If you want to get really frustrated about ignoring progressive education, you can go back well before Papert and Dewey to Rousseau, Pestalozzi, Froebel, and Montessori . Your comment about the oversimplification of Papert’s thesis is exactly the same thing that happened to Piaget. Here’s an article on that topic. It isn’t that educational policy makers don’t know that learner-centered education is more effective in developing the whole learner. Those are the schools to which they send their own children — while at the same time doubling down on one-size-fits-all standardized education for “other people’s children.” (Former Secretary of Education Arne Duncan not only attended the University of Chicago Lab School founded by John Dewey, but send his own children there!) They don’t “see or acknowledge” the research supporting learner-centered education because they don’t WANT all learners to develop their full potential. They don’t WANT people who ask questions and demand answers based on facts. Sorry, I know this sound paranoid, but what other explanation is there for mandating a system that creates complain, obedient worker bees for society — which has been the goal of public education since the Industrial Age.

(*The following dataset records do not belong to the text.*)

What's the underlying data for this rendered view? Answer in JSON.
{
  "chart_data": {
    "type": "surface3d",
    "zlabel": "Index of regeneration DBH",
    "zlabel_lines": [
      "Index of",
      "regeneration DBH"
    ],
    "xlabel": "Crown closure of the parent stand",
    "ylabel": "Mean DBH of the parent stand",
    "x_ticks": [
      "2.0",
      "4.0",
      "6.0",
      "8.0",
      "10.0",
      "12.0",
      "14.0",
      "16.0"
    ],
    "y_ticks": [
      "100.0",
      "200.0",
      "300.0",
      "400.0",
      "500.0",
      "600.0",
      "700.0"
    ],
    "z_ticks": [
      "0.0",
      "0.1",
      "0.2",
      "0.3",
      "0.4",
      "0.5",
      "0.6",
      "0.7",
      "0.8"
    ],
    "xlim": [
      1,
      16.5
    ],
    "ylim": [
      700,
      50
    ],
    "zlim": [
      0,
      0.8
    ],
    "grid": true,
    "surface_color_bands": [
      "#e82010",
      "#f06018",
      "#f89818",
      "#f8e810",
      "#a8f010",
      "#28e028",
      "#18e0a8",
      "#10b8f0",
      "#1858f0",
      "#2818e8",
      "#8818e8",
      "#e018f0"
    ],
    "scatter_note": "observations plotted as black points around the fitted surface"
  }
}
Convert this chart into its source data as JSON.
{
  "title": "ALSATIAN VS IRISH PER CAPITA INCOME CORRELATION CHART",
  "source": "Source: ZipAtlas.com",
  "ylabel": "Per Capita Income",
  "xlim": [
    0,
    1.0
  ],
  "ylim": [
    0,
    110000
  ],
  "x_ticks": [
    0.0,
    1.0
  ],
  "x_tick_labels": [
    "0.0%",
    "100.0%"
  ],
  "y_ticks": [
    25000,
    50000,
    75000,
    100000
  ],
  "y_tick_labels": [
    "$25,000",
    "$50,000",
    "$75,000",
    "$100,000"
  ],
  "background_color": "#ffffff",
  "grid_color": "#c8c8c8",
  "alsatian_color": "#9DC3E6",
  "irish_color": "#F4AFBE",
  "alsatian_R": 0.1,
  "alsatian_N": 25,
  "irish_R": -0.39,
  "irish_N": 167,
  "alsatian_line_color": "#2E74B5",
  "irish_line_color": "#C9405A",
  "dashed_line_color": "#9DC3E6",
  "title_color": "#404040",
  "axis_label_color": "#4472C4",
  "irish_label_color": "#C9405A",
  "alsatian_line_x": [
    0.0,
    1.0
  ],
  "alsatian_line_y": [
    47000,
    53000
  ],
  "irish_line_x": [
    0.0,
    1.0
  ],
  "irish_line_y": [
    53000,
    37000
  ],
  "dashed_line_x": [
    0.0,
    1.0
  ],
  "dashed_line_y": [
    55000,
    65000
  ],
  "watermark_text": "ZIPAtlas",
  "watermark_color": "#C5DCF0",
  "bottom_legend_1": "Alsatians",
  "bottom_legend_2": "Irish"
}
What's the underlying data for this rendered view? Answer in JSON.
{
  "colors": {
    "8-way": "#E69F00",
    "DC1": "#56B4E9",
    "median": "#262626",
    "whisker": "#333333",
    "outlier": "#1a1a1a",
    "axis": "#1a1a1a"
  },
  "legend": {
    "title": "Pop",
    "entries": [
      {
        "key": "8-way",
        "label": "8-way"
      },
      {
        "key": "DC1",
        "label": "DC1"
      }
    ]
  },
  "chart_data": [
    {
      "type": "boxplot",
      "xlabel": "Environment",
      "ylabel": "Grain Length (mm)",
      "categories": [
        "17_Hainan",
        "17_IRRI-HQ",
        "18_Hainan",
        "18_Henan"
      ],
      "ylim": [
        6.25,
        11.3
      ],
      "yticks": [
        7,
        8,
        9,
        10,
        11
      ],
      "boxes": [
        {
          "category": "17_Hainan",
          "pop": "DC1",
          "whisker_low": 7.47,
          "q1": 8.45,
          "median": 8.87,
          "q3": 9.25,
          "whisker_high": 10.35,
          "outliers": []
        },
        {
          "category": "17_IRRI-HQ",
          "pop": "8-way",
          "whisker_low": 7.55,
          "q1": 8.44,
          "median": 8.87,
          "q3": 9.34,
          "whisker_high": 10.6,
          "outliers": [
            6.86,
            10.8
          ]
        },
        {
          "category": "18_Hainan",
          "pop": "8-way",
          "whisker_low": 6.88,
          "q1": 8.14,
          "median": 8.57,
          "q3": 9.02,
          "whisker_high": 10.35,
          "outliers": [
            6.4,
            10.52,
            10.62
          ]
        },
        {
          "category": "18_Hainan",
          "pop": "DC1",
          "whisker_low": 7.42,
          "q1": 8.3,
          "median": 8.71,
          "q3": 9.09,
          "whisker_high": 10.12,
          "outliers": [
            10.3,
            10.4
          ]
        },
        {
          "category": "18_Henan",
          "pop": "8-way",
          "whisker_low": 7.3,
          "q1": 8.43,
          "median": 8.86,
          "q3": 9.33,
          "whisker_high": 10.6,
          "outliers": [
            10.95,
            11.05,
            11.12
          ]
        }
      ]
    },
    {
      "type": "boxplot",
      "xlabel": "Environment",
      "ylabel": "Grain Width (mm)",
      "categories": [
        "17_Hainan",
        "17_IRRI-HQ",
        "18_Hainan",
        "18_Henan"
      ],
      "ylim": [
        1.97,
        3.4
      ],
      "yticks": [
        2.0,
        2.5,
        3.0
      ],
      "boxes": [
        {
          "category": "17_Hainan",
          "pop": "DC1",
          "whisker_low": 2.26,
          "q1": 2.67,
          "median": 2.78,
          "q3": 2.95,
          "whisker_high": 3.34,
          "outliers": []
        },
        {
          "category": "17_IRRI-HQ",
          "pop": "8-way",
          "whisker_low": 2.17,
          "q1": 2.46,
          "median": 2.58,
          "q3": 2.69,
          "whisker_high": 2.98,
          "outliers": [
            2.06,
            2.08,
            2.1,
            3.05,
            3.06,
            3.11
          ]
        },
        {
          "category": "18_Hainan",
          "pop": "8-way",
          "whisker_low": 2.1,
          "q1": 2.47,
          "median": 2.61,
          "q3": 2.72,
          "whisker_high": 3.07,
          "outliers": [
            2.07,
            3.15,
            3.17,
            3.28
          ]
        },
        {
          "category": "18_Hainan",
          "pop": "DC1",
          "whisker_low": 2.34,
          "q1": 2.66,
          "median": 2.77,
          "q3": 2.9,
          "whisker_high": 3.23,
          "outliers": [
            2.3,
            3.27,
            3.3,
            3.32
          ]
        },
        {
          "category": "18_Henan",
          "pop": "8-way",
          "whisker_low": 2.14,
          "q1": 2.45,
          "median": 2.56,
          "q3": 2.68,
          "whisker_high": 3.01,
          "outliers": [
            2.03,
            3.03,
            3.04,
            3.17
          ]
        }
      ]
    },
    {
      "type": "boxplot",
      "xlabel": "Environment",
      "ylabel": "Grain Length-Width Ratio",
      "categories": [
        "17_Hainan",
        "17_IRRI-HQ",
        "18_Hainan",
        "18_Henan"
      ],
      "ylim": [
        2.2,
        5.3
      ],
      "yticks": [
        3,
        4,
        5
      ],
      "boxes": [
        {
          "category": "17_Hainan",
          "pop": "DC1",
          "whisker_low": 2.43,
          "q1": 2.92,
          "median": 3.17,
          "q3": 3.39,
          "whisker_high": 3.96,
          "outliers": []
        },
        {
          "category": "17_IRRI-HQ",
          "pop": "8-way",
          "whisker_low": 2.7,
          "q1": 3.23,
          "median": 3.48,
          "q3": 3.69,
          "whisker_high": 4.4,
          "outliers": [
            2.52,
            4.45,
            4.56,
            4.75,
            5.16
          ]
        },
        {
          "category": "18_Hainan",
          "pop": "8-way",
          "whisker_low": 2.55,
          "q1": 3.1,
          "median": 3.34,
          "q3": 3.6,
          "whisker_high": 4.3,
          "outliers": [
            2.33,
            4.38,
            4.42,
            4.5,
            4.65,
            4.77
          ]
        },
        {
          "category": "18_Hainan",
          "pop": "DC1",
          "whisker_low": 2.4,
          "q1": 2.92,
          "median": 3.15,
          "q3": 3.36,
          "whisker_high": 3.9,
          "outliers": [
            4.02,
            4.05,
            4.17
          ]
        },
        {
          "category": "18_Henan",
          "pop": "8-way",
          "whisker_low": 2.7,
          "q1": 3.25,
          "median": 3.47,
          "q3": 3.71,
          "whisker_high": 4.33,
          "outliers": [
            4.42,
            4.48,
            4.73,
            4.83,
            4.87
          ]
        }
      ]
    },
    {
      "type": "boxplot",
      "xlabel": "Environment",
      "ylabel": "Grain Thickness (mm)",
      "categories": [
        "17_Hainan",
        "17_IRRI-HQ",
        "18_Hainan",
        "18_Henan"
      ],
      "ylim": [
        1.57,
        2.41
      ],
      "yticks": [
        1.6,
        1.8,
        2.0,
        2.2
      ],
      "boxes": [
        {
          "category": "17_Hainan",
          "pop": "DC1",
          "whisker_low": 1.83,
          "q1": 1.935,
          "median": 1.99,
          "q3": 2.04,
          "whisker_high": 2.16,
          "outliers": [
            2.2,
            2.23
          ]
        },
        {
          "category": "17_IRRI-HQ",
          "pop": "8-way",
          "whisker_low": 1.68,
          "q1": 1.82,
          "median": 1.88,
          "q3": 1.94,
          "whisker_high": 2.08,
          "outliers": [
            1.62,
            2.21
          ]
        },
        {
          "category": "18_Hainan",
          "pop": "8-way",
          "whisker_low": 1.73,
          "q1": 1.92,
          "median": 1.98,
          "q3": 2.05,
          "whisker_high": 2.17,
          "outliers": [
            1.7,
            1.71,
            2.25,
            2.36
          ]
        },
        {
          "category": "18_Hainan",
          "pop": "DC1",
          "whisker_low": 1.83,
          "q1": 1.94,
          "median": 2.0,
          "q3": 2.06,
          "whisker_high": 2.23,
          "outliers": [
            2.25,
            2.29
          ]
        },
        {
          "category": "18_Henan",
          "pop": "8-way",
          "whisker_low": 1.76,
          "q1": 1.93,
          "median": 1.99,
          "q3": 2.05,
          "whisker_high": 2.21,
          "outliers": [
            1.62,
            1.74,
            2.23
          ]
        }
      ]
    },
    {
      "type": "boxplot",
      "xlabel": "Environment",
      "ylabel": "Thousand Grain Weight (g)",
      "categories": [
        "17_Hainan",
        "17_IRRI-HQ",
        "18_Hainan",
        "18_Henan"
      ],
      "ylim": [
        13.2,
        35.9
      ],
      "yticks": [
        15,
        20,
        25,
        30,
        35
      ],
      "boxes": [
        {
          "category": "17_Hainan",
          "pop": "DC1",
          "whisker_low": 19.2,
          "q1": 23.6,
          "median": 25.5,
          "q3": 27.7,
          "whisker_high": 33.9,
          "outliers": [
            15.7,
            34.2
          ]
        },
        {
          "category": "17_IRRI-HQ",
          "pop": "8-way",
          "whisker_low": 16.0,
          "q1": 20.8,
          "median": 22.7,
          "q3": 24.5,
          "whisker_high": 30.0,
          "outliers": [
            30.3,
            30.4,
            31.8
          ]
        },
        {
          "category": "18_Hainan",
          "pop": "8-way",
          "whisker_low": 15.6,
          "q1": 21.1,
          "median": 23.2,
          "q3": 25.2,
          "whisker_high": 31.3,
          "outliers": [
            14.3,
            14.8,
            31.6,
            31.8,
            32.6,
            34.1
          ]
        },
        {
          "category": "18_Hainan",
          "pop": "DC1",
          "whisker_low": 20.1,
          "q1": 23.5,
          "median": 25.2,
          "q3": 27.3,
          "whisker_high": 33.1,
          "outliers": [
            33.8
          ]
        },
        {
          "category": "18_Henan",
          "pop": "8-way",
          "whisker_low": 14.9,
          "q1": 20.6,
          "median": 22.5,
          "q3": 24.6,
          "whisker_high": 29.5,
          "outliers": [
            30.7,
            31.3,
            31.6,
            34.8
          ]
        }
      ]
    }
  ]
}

I agree with you! “That’s not right!” So what can we do about it? That is why it is so important for those of us who see through the fog to find ways to educate parents…and yes…traditional teachers. We must make them aware of the many successful “alternative/progressive” schools around the county (and the world.) We have to vividly demonstrate the damage being done to our children and to their future. What is being foisted on the public is no less than educational malpractice and too often, child abuse. But the task may not be as impossible as it seems. Social research corresponding to a Nobel Prize winning idea in chemistry has demonstrated that, if between 5–10% of a “population” begins to put pressure on the system, the system must shift to relieve the pressure. We saw this in the fall of the Berlin Wall and the rapid fall of the Communist Bloc when enough people rebelled to stress the system. We’ve seen it more recently in the shift of mainstream thinking about topics such as homosexuality and gender identification. As Peter Gray, the author of Free to Learn suggests, we need to make self-directed learning common enough that nearly everyone knows someone who has experienced it in some form. They will see that these people are not only literate, but head and shoulders above traditionally educated children in terms of their sense of agency and self-confidence. That is what will make it “acceptable” and pave the way for a shift in public education. That is NEVER going to happen if we wait for a top-down directive. This will definitely take an “education revolution” similar to what happened with the Opt Out movement. But that was just the tip of the iceberg. We’ve got to keep stirring the pot to reach parents with the story of what is already occurring in many schools and could easily be transferred to public education if we take back control of those schools from those who favor mediocrity and obedience.